Dios pidió a Abrahán salir de su tierra para ser padre de un gran pueblo.



                                                                             Sacrificio de Isaac 1588 de Palo Veronés 
                                                                                  Museo del Prado (Madrid) España


Dios tenía planes de hacer una gran nación, una nación que le sirviera y fuera una bendición para el resto de las naciones. Esta es la historia de Abraham, el amigo de Dios.

Abraham era un hombre que  carecía de las cosas que su corazón anhelaba y que eran importantes en aquellos tiempos: una tierra propia y descendencia. En aquel tiempo  era a través de la descendencia donde se perpetuaba el nombre de un hombre y era recordado “para siempre”. De esta forma, Abraham, pese a tener muchos bienes carecía de una cosa fundamental: el sentido de su vida. En esta situación de desesperanza es cuando Dios toma la iniciativa y busca a Abraham, haciéndose el encontradizo con él: Luego lo sacó afuera y le dijo: «Mira al cielo, y cuenta las estrellas, si puedes contarlas». Y añadió: «Así será tu descendencia». Abrán creyó al Señor y se le contó como justicia (Génesis 15, 5-6). Y así actúa Dios con nosotros: sale siempre a nuestro encuentro y le da sentido a nuestra vida. Un sentido que nada ni nadie más le ha podido dar hasta el momento.

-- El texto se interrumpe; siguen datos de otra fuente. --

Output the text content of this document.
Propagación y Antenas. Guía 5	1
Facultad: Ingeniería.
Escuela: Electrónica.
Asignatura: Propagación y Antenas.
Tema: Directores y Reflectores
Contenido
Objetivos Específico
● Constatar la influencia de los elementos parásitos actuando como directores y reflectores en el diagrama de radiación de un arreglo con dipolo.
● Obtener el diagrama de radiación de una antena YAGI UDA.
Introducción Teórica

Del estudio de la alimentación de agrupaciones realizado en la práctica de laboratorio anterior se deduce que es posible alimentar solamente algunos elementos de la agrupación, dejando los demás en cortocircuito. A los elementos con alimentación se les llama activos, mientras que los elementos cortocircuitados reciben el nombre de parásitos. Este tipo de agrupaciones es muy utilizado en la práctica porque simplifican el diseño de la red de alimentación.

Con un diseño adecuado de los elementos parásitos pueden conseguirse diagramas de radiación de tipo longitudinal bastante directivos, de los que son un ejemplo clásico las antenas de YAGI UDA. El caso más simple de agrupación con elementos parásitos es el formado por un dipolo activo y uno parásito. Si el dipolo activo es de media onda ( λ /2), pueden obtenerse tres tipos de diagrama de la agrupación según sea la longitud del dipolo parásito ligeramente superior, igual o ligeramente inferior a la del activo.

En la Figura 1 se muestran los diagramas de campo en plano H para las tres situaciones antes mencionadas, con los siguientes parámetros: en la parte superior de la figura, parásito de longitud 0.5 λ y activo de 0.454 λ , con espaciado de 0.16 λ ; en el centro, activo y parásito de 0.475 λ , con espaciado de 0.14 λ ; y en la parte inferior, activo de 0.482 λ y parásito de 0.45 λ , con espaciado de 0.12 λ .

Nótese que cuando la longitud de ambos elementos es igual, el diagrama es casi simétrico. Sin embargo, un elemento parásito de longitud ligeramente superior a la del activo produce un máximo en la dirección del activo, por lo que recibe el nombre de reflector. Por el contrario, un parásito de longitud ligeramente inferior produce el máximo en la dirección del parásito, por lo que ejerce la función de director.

La promesa hecha por Dios a Abraham es gratuita, unilateral y enfocada a días futuros. Por eso, a continuación viene un tiempo de espera. Un tiempo en el que es fácil dudar, como dudamos nosotros muchas veces del amor de Dios. Abraham, todo lo contrario, ante la promesa divina no cedió a la incredulidad, sino que se fortaleció en la fe, dando gloria a Dios, pues estaba persuadido de que Dios es capaz de hacer lo que promete (Romanos 4, 20-21). Y finalmente, después de mucho tiempo y un largo camino, Dios cumplió su promesa y nació Isaac. Así pues, Dios actuó en la historia concreta de Abraham cumpliendo sus promesas. Y lo mismo hace con nosotros.

Dios es el primero

Un buen día Dios se presenta ante Abraham de nuevo y le dice que sacrifique a su hijo: el hijo que Él le había dado y que era lo que Abraham anhelaba. Cualquier persona se habría negado a sacrificarlo, perdiendo no solo un hijo querido, sino también el sentido de su propia existencia. Sin embargo, Abraham se fió de Dios y obedeció sin dudar: puso a Dios el primero e hizo su voluntad, eligiendo así el camino de la Vida. Abraham había visto como Dios le había dado un hijo, algo imposible para él, y esta experiencia de vida fortaleció su Fe eliminando toda duda. Abraham sabía que Dios había sido y seguía siendo bueno con él, y que era muy poderoso pues había hecho lo imposible para él. Esta es la importancia de tener en nuestra propia vida una experiencia de Dios: hace a la Fe adulta.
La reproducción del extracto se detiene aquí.